L’Éternel est mon rocher, ma forteresse, mon libérateur (2 Samuel 22-2)

Notre sœur Gisèle Boily vient d’être accueillie dans les bras de notre Père très aimant.  Ce Père qu’elle a toujours considéré comme son rocher, sa forteresse.

Femme simple, humble, toute de bonté, de douceur, compatissante devant la misère de toutes sortes.  Pleine de reconnaissance pour le moindre service reçu. Voilà l’image qu’elle projetait.

Fragile de santé, Gisèle a connu la souffrance, l’angoisse et le sentiment d’être inutile.  Avec un cœur malade, ses projets ont été souvent compromis. À pas lents, appuyée sur une canne, elle vaquait à mille petits services. Elle semble avoir mis en application cette maxime des moines de Tibhirine : « Les fleurs ne changent pas de place pour chercher les rayons du soleil ; Dieu prend soin de les féconder là où elles sont. »
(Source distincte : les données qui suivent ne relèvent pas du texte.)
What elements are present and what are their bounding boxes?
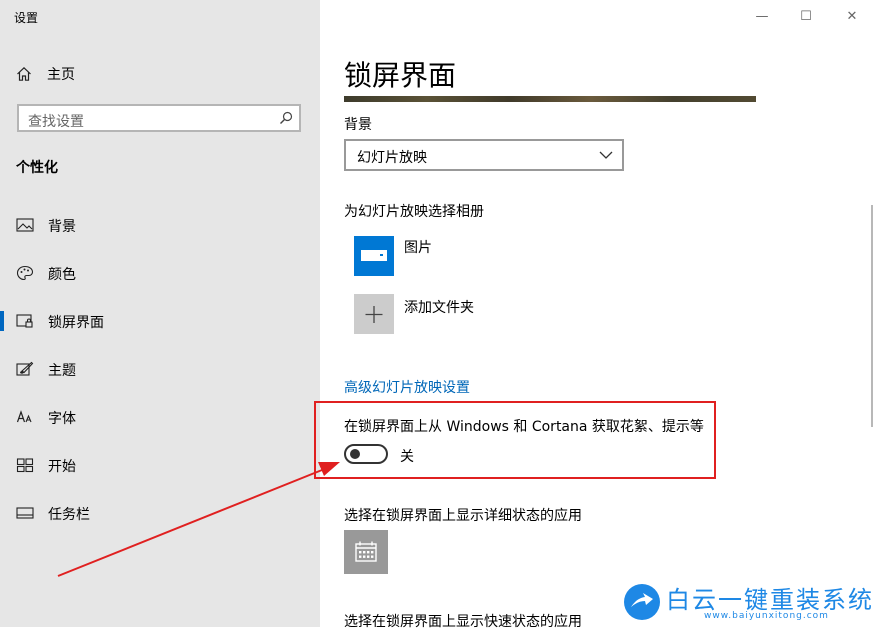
album-pictures-label[interactable]: 图片: [404, 237, 432, 257]
sidebar-item-label: 颜色: [48, 267, 76, 283]
sidebar-item-label: 主题: [48, 363, 76, 379]
background-dropdown-value: 幻灯片放映: [357, 150, 427, 166]
detailed-status-label: 选择在锁屏界面上显示详细状态的应用: [344, 508, 582, 524]
plus-icon: [365, 306, 383, 323]
calendar-icon: [355, 541, 377, 562]
add-folder-label[interactable]: 添加文件夹: [404, 297, 474, 317]
start-grid-icon: [16, 458, 34, 473]
toggle-knob: [350, 449, 360, 459]
background-dropdown[interactable]: 幻灯片放映: [344, 139, 624, 171]
album-pictures-tile[interactable]: [354, 236, 394, 276]
maximize-button[interactable]: ☐: [796, 7, 816, 25]
palette-icon: [16, 265, 34, 281]
tips-toggle-state: 关: [400, 449, 414, 465]
pictures-folder-icon: [361, 250, 387, 261]
page-title: 锁屏界面: [344, 59, 457, 92]
picture-icon: [16, 218, 34, 232]
sidebar-item-label: 任务栏: [48, 507, 90, 523]
close-button[interactable]: ✕: [842, 7, 862, 25]
home-link[interactable]: 主页: [16, 63, 75, 85]
search-input[interactable]: 查找设置: [17, 104, 301, 132]
sidebar-item-label: 开始: [48, 459, 76, 475]
search-placeholder: 查找设置: [28, 114, 84, 130]
taskbar-icon: [16, 507, 34, 519]
sidebar-item-fonts[interactable]: 字体: [0, 399, 320, 435]
detailed-status-app-button[interactable]: [344, 530, 388, 574]
lock-screen-preview: [344, 96, 756, 102]
app-title: 设置: [14, 11, 39, 25]
add-folder-button[interactable]: [354, 294, 394, 334]
watermark-text: 白云一键重装系统: [666, 586, 874, 614]
font-icon: [16, 410, 32, 423]
theme-brush-icon: [16, 361, 34, 376]
sidebar-item-label: 锁屏界面: [48, 315, 104, 331]
sidebar-item-taskbar[interactable]: 任务栏: [0, 495, 320, 531]
album-heading: 为幻灯片放映选择相册: [344, 204, 484, 220]
chevron-down-icon: [599, 151, 613, 159]
sidebar-item-label: 背景: [48, 219, 76, 235]
minimize-button[interactable]: —: [752, 7, 772, 25]
advanced-slideshow-link[interactable]: 高级幻灯片放映设置: [344, 377, 470, 397]
annotation-highlight-box: [314, 401, 716, 479]
watermark-url: www.baiyunxitong.com: [704, 611, 829, 621]
home-label: 主页: [47, 67, 75, 83]
search-icon[interactable]: [279, 111, 293, 125]
sidebar-item-start[interactable]: 开始: [0, 447, 320, 483]
tips-setting-label: 在锁屏界面上从 Windows 和 Cortana 获取花絮、提示等: [344, 419, 704, 435]
sidebar-item-lock-screen[interactable]: 锁屏界面: [0, 303, 320, 339]
home-icon: [17, 66, 31, 81]
scrollbar[interactable]: [871, 205, 873, 427]
background-label: 背景: [344, 117, 372, 133]
quick-status-label: 选择在锁屏界面上显示快速状态的应用: [344, 614, 582, 630]
section-title: 个性化: [16, 160, 58, 176]
sidebar-item-label: 字体: [48, 411, 76, 427]
sidebar-item-background[interactable]: 背景: [0, 207, 320, 243]
lock-screen-icon: [16, 314, 33, 328]
sidebar-item-themes[interactable]: 主题: [0, 351, 320, 387]
sidebar-item-colors[interactable]: 颜色: [0, 255, 320, 291]
tips-toggle[interactable]: [344, 444, 388, 464]
sidebar: 设置 主页 查找设置 个性化 背景 颜色 锁屏界面 主题 字体 开始 任务栏: [0, 0, 320, 627]
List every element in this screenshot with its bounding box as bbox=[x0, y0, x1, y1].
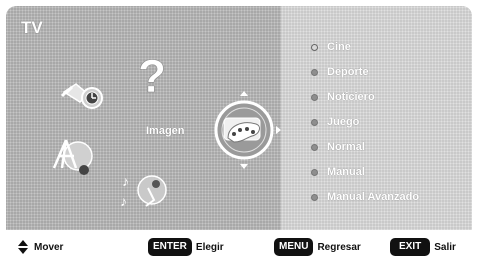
up-arrow-icon bbox=[240, 91, 248, 96]
footer-enter: ENTER Elegir bbox=[148, 238, 224, 256]
menu-item-label: Normal bbox=[327, 141, 365, 153]
bullet-icon bbox=[311, 118, 318, 126]
svg-text:?: ? bbox=[138, 50, 166, 102]
bullet-icon bbox=[311, 43, 318, 51]
menu-item-label: Noticiero bbox=[327, 91, 375, 103]
footer-move: Mover bbox=[18, 240, 63, 254]
imagen-label: Imagen bbox=[146, 125, 185, 137]
bullet-icon bbox=[311, 93, 318, 101]
menu-key-badge: MENU bbox=[274, 238, 314, 256]
menu-item-label: Juego bbox=[327, 116, 360, 128]
menu-item-label: Manual Avanzado bbox=[327, 191, 420, 203]
picture-palette-icon bbox=[223, 117, 261, 143]
footer-move-label: Mover bbox=[34, 241, 64, 253]
menu-item-manual-avanzado[interactable]: Manual Avanzado bbox=[311, 188, 419, 206]
menu-main-panel: TV ? ♪ ♪ Imagen Cine Deporte Noticiero J… bbox=[6, 6, 472, 230]
audio-speaker-icon[interactable]: ♪ ♪ bbox=[120, 166, 176, 216]
bullet-icon bbox=[311, 193, 318, 201]
footer-help-bar: Mover ENTER Elegir MENU Regresar EXIT Sa… bbox=[6, 234, 472, 260]
svg-text:♪: ♪ bbox=[120, 193, 127, 209]
footer-enter-label: Elegir bbox=[195, 241, 224, 253]
footer-menu-label: Regresar bbox=[317, 241, 361, 253]
menu-item-label: Manual bbox=[327, 166, 365, 178]
bullet-icon bbox=[311, 168, 318, 176]
bullet-icon bbox=[311, 68, 318, 76]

Malgré sa fragilité, sœur Gisèle  a servi dans sa Communauté, dans les séminaires au Canada et aux États-Unis, dans les presbytères.  Elle n’a pas fait de choses grandes, mais elle a fait de grandes choses. Une vie donnée à « Offrir et Servir »… Y a-t-il mission plus sublime ?  Chercher les rayons du soleil… sans changer de place… Gisèle a donné une valeur d’éternité à tous ces petits gestes parce qu’elle a su s’appuyer sur le Seigneur son Rocher.

Sois bénie éternellement sœur Gisèle, et merci pour ton éloquent témoignage. Tu peux maintenant reposer en paix et prendre toute la place qui te revient en compagnie des saintes et des saints. Nous nous souviendrons de toi.